Today is November 30th, the last day of the month, the fourth day of the Holy Season of Advent, and the feast of the apostle Saint Andrew, the brother of Saint Peter. The two of them were fishermen, who lived in Capharnaum on the northern shore of the lake of Galilee. As the gospel passage for today opens, we find these two men and quite a few more down at the River Jordan near Jericho in Judea. They were listening to the preaching of Saint John the Baptist before returning to their own country of Galilee. While he was speaking, he caught sight of Our Lord walking by, and he interrupted his preaching to say to his hearers about Jesus: “Behold the Lamb of God.”  Eager to meet this man of whom the Baptist spoke so highly, two of the Galileans began to follow Our Lord. It would seem that they didn’t know what to say or how to initiate conversation with him, so Our Lord took the lead, turned to them and said, “What are you looking for?” It was not an easy question to answer. What WERE they looking for? They probably found it difficult to put it into words.  So one of them blurted out, “Rabbi, where are you staying?” The Lord’s answer was warm, welcoming, and the beginning of a whole new world for them and for millions of others.  He said, “Come and see.”
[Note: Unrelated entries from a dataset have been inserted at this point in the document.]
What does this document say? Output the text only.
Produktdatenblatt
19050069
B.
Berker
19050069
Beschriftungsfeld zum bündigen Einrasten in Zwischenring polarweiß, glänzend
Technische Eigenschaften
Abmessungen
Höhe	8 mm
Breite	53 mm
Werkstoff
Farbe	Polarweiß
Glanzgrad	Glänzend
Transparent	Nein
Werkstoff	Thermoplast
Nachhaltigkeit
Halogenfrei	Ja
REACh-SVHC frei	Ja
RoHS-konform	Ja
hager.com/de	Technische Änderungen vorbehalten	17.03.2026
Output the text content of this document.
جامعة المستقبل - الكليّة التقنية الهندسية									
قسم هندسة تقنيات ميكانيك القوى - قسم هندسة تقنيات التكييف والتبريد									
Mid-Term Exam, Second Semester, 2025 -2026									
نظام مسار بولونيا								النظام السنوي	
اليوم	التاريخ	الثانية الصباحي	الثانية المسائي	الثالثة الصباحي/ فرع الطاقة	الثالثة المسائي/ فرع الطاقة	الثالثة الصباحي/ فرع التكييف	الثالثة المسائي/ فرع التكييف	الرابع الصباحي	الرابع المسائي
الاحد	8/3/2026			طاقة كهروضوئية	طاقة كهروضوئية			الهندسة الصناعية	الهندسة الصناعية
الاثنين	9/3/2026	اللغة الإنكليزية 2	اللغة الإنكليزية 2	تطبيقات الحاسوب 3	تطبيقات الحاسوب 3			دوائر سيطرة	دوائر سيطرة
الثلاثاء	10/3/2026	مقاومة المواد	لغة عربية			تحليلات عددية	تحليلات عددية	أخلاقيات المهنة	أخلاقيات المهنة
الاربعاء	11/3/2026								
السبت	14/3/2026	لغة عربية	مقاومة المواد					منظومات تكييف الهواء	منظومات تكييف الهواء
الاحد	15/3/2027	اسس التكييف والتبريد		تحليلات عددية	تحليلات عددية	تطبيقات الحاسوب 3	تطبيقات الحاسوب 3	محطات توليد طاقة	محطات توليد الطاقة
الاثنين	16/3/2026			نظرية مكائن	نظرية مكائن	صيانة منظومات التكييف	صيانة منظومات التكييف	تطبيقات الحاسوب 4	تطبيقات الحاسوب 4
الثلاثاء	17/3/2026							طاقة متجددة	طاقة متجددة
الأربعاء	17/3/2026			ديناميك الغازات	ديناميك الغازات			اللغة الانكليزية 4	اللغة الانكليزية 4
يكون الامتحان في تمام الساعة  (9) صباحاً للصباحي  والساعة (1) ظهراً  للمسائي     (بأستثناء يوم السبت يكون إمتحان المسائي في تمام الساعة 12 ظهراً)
The two following Jesus were Andrew and John, another fisherman from Galilee. Accepting his invitation, they went with him and stayed with him that afternoon and evening, probably spending the night on the riverbank as they spoke with this fascinating man, “the Lamb of God.” The next morning, completely captivated by the personality of Jesus, Andrew went back to where his brother Peter had spent the night on the riverbank, and said to Peter with tremendous delight “we have found the Messiah!” And he brought Peter to Jesus. These two brothers both became the apostles of the Lord, one of them (Peter) the chief of the apostles and the first Pope of the Church to be founded by Our Lord.

This is a wonderful story: the beautiful account of the laying of the foundations of Christianity. And today we celebrate that fisherman Andrew, who became apostle, bishop, missionary, martyr, saint, and foundation stone for the salvation of the world since he served as one of the conduits for the redemption achieved by Christ for all of mankind.

Let me point out to you today that the British flag is commonly called “the Union Jack.” It is so called because at the time of the union of England and Scotland in 1707 into what is now called “the United Kingdom,” a new flag was adopted. It contains the simple Latin cross and then the X-shaped cross of Saint Andrew, who has been for centuries held as the patron saint of Scotland and is supposed to have been crucified on an X-shaped cross. The next time you see a British flag or the picture of one, you might think of Saint Andrew and pray for the reunion of the Anglican church of England and the Presbyterian church of Scotland, with the Catholic Church from which they separated themselves in the 1500s.  Thank you for seeking God’s truth.  God bless you.  Father Victor Brown, O.P.